A member of the Batchewana First Nation, Forrester had just been laid off from his previous job when his employment counsellor suggested the program.
“It was more of wanting to find a career that wasn’t physically demanding,” Forrester said of his decision to apply.
“I’ve been in industry most of my life, so it’s been pretty hard on my body, and I’m not a spring chicken anymore.
“This seemed like a very good opportunity to get into a career that is less physically demanding, and it’s actually fairly safe compared to some of the places I’ve worked.”
With little knowledge of the IT sector beyond the basics of running a computer, Forrester said the learning curve was steep, and there were days that the challenge of developing new skills ended in frustration.

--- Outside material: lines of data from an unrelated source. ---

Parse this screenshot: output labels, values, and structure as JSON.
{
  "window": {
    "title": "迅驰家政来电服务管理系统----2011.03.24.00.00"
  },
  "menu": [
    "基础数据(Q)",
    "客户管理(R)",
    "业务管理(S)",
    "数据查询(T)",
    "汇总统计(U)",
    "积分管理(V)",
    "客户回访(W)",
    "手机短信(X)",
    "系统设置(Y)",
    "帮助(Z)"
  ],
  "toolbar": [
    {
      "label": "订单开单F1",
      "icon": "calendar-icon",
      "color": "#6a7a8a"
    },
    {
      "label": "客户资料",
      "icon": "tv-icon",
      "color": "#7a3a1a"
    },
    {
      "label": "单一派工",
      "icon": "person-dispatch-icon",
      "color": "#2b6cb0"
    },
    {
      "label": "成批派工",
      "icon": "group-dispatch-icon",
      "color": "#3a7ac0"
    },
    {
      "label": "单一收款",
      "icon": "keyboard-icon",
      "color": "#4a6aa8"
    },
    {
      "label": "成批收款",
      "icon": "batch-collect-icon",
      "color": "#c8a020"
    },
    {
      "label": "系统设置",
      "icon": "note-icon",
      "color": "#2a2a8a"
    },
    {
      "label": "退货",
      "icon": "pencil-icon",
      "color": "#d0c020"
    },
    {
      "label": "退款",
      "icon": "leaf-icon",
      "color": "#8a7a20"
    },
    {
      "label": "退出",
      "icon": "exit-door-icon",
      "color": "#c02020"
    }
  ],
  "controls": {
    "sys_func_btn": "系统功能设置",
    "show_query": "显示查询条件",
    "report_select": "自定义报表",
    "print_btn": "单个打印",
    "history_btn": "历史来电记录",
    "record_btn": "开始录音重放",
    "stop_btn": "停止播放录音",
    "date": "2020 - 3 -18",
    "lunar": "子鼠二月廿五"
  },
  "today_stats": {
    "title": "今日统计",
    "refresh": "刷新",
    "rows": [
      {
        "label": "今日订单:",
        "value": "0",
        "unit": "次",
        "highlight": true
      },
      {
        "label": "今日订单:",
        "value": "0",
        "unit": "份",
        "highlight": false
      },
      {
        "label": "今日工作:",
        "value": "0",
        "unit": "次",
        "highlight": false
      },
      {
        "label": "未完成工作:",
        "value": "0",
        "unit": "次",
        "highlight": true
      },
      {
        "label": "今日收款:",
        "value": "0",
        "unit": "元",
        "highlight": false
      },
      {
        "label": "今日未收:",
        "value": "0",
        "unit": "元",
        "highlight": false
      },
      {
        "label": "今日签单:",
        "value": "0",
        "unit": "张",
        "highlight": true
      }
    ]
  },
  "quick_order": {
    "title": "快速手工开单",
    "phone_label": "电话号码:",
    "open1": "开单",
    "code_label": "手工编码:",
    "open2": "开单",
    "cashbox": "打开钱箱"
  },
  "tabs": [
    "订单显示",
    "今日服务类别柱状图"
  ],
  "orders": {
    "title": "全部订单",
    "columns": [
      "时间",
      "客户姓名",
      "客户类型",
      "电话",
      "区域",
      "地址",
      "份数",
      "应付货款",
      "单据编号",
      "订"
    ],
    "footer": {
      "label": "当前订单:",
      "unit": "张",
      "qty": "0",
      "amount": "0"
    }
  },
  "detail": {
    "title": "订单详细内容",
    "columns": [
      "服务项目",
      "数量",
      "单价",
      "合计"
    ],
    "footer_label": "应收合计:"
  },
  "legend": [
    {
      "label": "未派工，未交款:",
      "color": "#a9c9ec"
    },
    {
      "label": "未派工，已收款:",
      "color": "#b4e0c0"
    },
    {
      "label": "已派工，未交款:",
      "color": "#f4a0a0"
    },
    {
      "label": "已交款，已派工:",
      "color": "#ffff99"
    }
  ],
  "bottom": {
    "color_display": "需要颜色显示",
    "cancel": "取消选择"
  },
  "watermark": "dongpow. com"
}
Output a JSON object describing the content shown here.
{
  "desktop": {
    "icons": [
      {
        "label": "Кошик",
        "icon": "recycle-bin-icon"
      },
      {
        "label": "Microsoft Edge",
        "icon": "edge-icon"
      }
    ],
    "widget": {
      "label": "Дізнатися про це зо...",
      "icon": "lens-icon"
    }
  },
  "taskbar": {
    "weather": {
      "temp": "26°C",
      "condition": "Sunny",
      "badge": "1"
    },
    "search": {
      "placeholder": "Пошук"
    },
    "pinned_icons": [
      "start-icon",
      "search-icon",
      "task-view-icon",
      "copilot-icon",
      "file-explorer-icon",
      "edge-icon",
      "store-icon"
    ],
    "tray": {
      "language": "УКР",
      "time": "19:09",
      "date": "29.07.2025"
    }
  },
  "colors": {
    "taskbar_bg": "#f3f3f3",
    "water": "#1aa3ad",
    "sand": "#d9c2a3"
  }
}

But support and encouragement, from both his instructors and his fellow classmates, made a huge difference in helping him complete the course, said Forrester, who views his colleagues as family.
He now feels he can live a healthier lifestyle and maybe even remain in the workforce longer, because of the lowered impact to his body and the injuries he sustained from his previous work experience.
"Even with some of the difficulties I've had, for the most part, I've completed and succeeded in all my challenges," he said.
"The growth and development that I feel that I have – and I'm pretty sure that others have seen it, too – is just the success that PLATO has provided me in the training and developmental side of it."